I have invested there, via WEBs. Only a modest, intro position -- maybe one third of what I will eventually put there. Opened the position about two years ago, and am waiting for some stronger indications before committing more, which is a segue into:

- short term -- who the heck knows? I wouldn't begin to hazard a guess what the next couple of quarters are like.

- medium term -- very optimistic. I think they can have a good bounce from Asian recovery, and possibly from unwinding of the last few years capital flows into the U.S., without necessarily addressing the fundamental, structural problems in a meaningful way. By a "good bounce", I'm thinking 50%-100% on the Nikkei over the next two or three years.

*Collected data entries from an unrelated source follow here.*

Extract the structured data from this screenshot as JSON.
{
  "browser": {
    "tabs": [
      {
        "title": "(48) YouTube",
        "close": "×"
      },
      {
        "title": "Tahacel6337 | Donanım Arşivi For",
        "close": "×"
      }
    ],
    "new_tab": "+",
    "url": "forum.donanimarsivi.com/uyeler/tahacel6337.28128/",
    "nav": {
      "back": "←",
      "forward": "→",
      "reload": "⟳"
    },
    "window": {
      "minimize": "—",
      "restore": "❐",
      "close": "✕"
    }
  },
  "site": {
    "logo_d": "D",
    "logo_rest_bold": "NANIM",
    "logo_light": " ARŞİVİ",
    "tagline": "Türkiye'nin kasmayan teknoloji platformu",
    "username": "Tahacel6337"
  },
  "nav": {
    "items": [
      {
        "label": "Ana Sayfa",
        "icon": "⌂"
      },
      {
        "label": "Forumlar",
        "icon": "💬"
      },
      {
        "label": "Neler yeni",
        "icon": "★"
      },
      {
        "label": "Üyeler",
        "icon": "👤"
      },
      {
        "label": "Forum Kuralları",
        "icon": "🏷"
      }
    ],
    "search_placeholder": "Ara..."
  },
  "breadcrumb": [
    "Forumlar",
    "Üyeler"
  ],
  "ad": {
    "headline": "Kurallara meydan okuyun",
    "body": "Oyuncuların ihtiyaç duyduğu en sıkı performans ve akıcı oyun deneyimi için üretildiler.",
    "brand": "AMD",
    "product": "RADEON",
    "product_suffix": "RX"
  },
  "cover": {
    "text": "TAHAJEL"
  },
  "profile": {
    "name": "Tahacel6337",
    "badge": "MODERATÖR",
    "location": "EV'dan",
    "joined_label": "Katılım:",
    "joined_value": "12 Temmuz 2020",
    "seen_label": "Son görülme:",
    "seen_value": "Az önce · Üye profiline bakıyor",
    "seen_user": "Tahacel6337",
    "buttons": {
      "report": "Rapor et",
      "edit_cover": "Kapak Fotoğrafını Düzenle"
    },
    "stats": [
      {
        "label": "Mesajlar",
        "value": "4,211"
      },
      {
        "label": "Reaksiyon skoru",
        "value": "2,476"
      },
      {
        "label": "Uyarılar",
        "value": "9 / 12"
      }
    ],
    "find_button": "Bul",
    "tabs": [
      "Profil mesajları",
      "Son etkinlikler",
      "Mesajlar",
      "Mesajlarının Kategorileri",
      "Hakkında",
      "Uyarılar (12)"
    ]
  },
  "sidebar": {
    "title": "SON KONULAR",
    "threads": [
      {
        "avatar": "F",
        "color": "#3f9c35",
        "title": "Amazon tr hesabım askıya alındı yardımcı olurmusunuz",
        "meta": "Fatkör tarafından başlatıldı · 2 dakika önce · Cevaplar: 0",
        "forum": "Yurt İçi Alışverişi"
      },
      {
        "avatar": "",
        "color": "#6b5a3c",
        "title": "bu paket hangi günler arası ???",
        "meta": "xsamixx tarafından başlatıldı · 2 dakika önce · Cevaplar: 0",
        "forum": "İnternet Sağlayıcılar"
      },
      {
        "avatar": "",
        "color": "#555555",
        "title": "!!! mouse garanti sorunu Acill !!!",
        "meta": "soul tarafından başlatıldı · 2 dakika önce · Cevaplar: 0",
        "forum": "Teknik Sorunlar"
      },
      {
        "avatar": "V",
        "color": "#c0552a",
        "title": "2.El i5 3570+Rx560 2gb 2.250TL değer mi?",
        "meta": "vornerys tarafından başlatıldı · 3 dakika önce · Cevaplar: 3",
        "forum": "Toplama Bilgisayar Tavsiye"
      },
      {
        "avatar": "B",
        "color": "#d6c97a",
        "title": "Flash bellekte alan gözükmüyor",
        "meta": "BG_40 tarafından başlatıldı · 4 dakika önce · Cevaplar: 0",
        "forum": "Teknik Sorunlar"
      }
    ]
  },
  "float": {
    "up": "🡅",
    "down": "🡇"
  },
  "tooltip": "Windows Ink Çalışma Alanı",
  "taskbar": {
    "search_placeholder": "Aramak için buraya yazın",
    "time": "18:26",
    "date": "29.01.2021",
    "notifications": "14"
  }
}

- long term -- beats me. IMHO this is partly a sociological question. As I understand the problems with the banking system, they are part of a broader way that the commercial culture evolved after the war -- interrelated conglomerates, no failure, lifetime employment, all that stuff. To go through the kind of clean-up that the U.S. did after the S&L issue would be a much greater ordeal, in the context of Japanese culture as I understand it, than it was for the U.S., which at some level recognizes the role of allowing failure in the effectiveness of the market system.

I think that Japan has tremendous potential. If they were to effectively deal with the structural problems, there is no reason they couldn't have another boom like they had in the 80s. Personally, I intend to be positioned to take advantage of it.

There you go, Henry. It's not brilliant, but maybe it'll help liven up the thread.